OOD-SEG: Out-Of-Distribution detection for image SEGmentation with sparse multi-class positive-only annotations
- URL: http://arxiv.org/abs/2411.09553v2
- Date: Sun, 17 Nov 2024 22:53:09 GMT
- Title: OOD-SEG: Out-Of-Distribution detection for image SEGmentation with sparse multi-class positive-only annotations
- Authors: Junwen Wang, Zhonghao Wang, Oscar MacCormac, Jonathan Shapey, Tom Vercauteren,
- Abstract summary: Deep neural networks in medical and surgical imaging face several challenges, two of which we aim to address in this work.
First, acquiring complete pixel-level segmentation labels for medical images is time-consuming and requires domain expertise.
Second, typical segmentation pipelines cannot detect out-of-distribution pixels, leaving them prone to spurious outputs during deployment.
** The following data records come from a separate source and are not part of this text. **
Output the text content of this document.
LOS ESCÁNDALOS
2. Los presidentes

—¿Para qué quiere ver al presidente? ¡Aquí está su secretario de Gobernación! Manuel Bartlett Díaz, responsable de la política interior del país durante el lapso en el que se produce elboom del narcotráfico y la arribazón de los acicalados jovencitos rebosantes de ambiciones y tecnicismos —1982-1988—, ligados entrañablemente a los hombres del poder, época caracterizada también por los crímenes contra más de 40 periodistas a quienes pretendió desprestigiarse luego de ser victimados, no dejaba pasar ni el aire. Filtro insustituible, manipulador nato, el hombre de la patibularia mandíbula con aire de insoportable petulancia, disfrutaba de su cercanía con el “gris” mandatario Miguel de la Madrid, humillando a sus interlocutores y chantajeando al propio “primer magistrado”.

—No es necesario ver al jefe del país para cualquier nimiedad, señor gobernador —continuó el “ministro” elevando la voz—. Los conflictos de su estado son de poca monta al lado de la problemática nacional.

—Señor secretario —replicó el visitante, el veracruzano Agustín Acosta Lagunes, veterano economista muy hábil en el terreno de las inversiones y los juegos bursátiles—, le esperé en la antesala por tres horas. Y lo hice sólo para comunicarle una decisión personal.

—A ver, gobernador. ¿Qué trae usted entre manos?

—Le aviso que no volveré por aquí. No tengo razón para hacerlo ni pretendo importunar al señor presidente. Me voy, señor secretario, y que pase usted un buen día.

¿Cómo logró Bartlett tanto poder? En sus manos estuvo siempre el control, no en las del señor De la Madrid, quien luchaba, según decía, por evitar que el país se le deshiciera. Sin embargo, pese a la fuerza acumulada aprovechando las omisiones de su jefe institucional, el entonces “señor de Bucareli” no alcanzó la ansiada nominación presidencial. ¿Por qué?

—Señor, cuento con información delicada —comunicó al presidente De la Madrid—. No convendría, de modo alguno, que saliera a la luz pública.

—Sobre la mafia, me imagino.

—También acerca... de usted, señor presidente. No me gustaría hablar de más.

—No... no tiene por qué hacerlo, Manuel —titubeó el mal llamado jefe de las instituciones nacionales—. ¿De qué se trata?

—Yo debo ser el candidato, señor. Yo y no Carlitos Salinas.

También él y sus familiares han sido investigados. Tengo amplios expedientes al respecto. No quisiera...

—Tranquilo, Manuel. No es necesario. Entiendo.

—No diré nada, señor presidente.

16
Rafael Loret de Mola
- Score: 4.9547168429120205
- License:
- Abstract: Despite significant advancements, segmentation based on deep neural networks in medical and surgical imaging faces several challenges, two of which we aim to address in this work. First, acquiring complete pixel-level segmentation labels for medical images is time-consuming and requires domain expertise. Second, typical segmentation pipelines cannot detect out-of-distribution (OOD) pixels, leaving them prone to spurious outputs during deployment. In this work, we propose a novel segmentation approach exploiting OOD detection that learns only from sparsely annotated pixels from multiple positive-only classes. These multi-class positive annotations naturally fall within the in-distribution (ID) set. Unlabelled pixels may contain positive classes but also negative ones, including what is typically referred to as \emph{background} in standard segmentation formulations. Here, we forgo the need for background annotation and consider these together with any other unseen classes as part of the OOD set. Our framework can integrate, at a pixel-level, any OOD detection approaches designed for classification tasks. To address the lack of existing OOD datasets and established evaluation metric for medical image segmentation, we propose a cross-validation strategy that treats held-out labelled classes as OOD. Extensive experiments on both multi-class hyperspectral and RGB surgical imaging datasets demonstrate the robustness and generalisation capability of our proposed framework.